Based on Choderlos de Laclos’ scandalous 1782 novel, this splendid adaptation by Christopher Hampton is the basis of the outstanding film version “Dangerous Liaisons” starring Glenn Close, John Malkovich and Michelle Pfeiffer. The novel also spawned the over-shadowed period drama “Valmont” with Annette Bening and Colin Firth and the contemporized “Cruel Intentions” featuring Reese Witherspoon, among others.
“Les Liaisons Dangereuses” concerns matters of the heart and boudoir and the intriguing love-hate relationship between aristocratic amorous rivals the Marquise de Merteuil (Miranda Barnett) and the Vicomte de Valmont (Paul Savas, The Warehouse’s Executive and Artistic Director in a rare outing as leading man).
Furious about being spurned by a provincial magistrate in favor of a young virgin fresh out of a convent (Cécile de Volanges played by Giulia Marie Dalbec), Merteuil enlists Valmont in her quest for revenge. She offers herself (and Cecile) to Valmont in a wager if he provides written proof that he has conquered his latest sexual target, the virtuous and married Madame de Tourvel (Debra Capps in her first role on this stage since last year’s A Streetcar Named Desire).

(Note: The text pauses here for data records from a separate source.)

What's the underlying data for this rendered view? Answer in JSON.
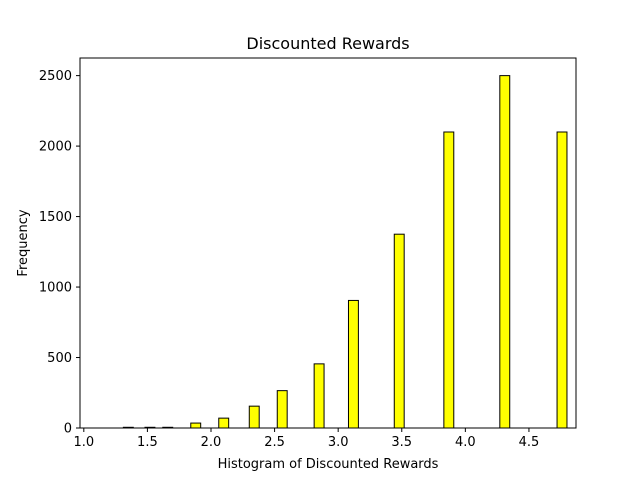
{
  "chart_data": {
    "type": "bar",
    "title": "Discounted Rewards",
    "xlabel": "Histogram of Discounted Rewards",
    "ylabel": "Frequency",
    "xlim": [
      0.97,
      4.87
    ],
    "ylim": [
      0,
      2625
    ],
    "xticks": [
      1.0,
      1.5,
      2.0,
      2.5,
      3.0,
      3.5,
      4.0,
      4.5
    ],
    "xtick_labels": [
      "1.0",
      "1.5",
      "2.0",
      "2.5",
      "3.0",
      "3.5",
      "4.0",
      "4.5"
    ],
    "yticks": [
      0,
      500,
      1000,
      1500,
      2000,
      2500
    ],
    "ytick_labels": [
      "0",
      "500",
      "1000",
      "1500",
      "2000",
      "2500"
    ],
    "bar_width": 0.078,
    "bars": [
      {
        "x": 1.35,
        "value": 5
      },
      {
        "x": 1.52,
        "value": 5
      },
      {
        "x": 1.66,
        "value": 5
      },
      {
        "x": 1.88,
        "value": 35
      },
      {
        "x": 2.1,
        "value": 70
      },
      {
        "x": 2.34,
        "value": 155
      },
      {
        "x": 2.56,
        "value": 265
      },
      {
        "x": 2.85,
        "value": 455
      },
      {
        "x": 3.12,
        "value": 905
      },
      {
        "x": 3.48,
        "value": 1375
      },
      {
        "x": 3.87,
        "value": 2100
      },
      {
        "x": 4.31,
        "value": 2500
      },
      {
        "x": 4.76,
        "value": 2100
      }
    ],
    "bar_color": "#ffff00",
    "edge_color": "#000000",
    "grid": false,
    "legend": "none"
  }
}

Though set to marry the wealthier, much older judge, Cecile has fallen for her handsome, but poor, music teacher Chevalier Danceny, a starry-eyed Liam MacDougall, who recently led The Warehouse’s Theatre’s touring production of “Hamlet.”
Through manipulation, deceit and seduction, Merteuil and Valmont play a dangerous game of human chess as they strategically maneuver the other disposable characters around like human pawns and use sex as their weapon of mass destruction.
Barnett, fresh from her comic turn in “Vanya and Sonia and Masha and Spike,” is diabolically delectable in a robust part that easily ranks among the echelons of coveted juicy roles such as Lady Macbeth or Blanche DuBois. She brims with confidence, has flawless articulate delivery and captivatingly commands our attention, and that of her rival when she beckons him in a come hither move from across the stage to kiss her hand.
And when she says “women are obliged to be more skillful than me,” we are reminded of that glass ceiling that extends beyond the bedroom and that infamous quote, “Whatever women do they must do twice as well as men to be thought half as good?” And luckily, this is not difficult for Merteuil, or Ms. Barnett.